For anything else, I can't stand them, and it genuinely feels like I am interacting with different models outside of codex:
- They act like terribly arrogant agents. It's just in the way they talk: self-assured, assertive. They don't say they think something, they say it is so. They don't really propose something, they say they're going to do it because it's right.
- If you counter them, their thinking traces are filled with what is virtually identical to: "I must control myself and speak plainly, this human is out of his fucking mind"
- They are slow. Measurably slow. Sonnet is so much faster. With Sonnet models, I can read every token as it comes, but it takes some focusing. With GPT, I can read the whole trace in real-time without any effort. It genuinely gives off this "dumb machine that can't follow me" vibe.
- Paradoxically, even though they are so full of themselves, they insist upon checking things which are obvious. They will say "The fix is to move this bit of code over there [it isn't]" and then immediately start looking at sort of random files to check...what exactly?
- I feel they make perhaps as many mistakes as Sonnet, but they are much less predictable mistakes. The kind that leaves me baffled. This doesn't have to be bad for code quality: Sonnet makes mistakes which _might_ at points even be _harder_ to catch, so might be easier to let slip by. Yet, it just imprints this feeling of distrust in the model which is counter-productive to make me want to come back to it
I didn't compare either with Gemini because Gemini is a joke that "does", and never says what it is "doing", except when it does so by leaving thinking traces in the middle of python code comments. Love my codebase to have "But wait, ..." in the middle of it. A useless model.
I've recently started saying this:
- Anthropic models feel like someone of that level of intelligence thinking through problems and solving them. Sonnet is not Opus -- it is sonnet-level intelligence, and shows it. It approaches problems from a sensible, reasonably predictable way.
- Gemini models feel like a cover for a bunch of inferior developers all cluelessly throwing shit at the wall and seeing what sticks -- yet, ultimately, they only show the final decision. Almost like you're paying a fraudulent agency that doesn't reveal its methods. The thinking is nonsensical and all over the place, and it does eventually achieve some of its goals, but you can't understand what little it shows other than "Running command X" and "Doing Y".
On a final note: when building agentic applications, I used to prefer GPT (a year ago), but I can't stand it now. Robotic, mechanic, constantly mis-using tools. I reach for Sonnet/Opus if I want competence and adherence to prompt, coupled with an impeccable use of tools. I reach for Gemini (mostly flash models) if I want an acceptable experience at a fraction of the price and latency.
Oh I feel that. I sometimes ask ChatGPT for "a review, pull no punches" of something I'm writing, and my god, the answers really get on my nerves! (They do make some useful points sometimes, though.)
> On a final note: when building agentic applications, I used to prefer GPT (a year ago), but I can't stand it now. Robotic, mechanic, constantly mis-using tools. I reach for Sonnet/Opus if I want competence and adherence to prompt, coupled with an impeccable use of tools. I reach for Gemini (mostly flash models) if I want an acceptable experience at a fraction of the price and latency.

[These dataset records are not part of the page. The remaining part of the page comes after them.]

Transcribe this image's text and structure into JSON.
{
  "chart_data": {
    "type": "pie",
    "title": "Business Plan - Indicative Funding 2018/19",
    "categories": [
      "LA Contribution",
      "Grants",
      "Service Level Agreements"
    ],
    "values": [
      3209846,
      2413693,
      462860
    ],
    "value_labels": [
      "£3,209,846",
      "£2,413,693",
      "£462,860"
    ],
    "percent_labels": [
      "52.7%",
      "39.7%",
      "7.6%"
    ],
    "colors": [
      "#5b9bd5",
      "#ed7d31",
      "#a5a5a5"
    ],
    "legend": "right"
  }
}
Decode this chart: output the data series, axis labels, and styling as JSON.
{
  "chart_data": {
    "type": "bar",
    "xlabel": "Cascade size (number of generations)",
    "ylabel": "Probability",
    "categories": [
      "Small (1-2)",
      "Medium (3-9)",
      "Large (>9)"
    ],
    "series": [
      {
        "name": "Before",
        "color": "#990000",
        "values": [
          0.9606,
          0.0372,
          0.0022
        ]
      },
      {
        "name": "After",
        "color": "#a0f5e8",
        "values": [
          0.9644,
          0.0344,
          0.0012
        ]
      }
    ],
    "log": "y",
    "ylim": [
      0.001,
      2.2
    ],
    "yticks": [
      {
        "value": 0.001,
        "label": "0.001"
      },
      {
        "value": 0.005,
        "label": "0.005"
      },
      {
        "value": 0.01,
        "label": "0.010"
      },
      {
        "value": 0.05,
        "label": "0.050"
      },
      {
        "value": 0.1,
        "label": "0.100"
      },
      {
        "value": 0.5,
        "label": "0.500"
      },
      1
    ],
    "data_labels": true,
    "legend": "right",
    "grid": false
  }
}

Yeah, this has been almost exactly my experience as well.
For example, I pass it a list of database collections and tools to search through them, ask a question that can very obviously be answered with them, and it responds with "I can’t tell yet from your current records" (just tested with GPT 5.4-mini).
But I've prodded it a bit more now, and maybe the model doesn't want to answer unless it can be very very confident of the answer it produces. So it's sort of a "soft refusal".
Would you mind expanding on this? Do you mean in the resulting code? Or a security problem on your local machine?
I naively use models via our Copilot subscription for small coding tasks, but haven't gone too deep. So this kind of threat model is new to me.
I don't use OpenCode but looks like it also triggered similar use. My message was similar but different.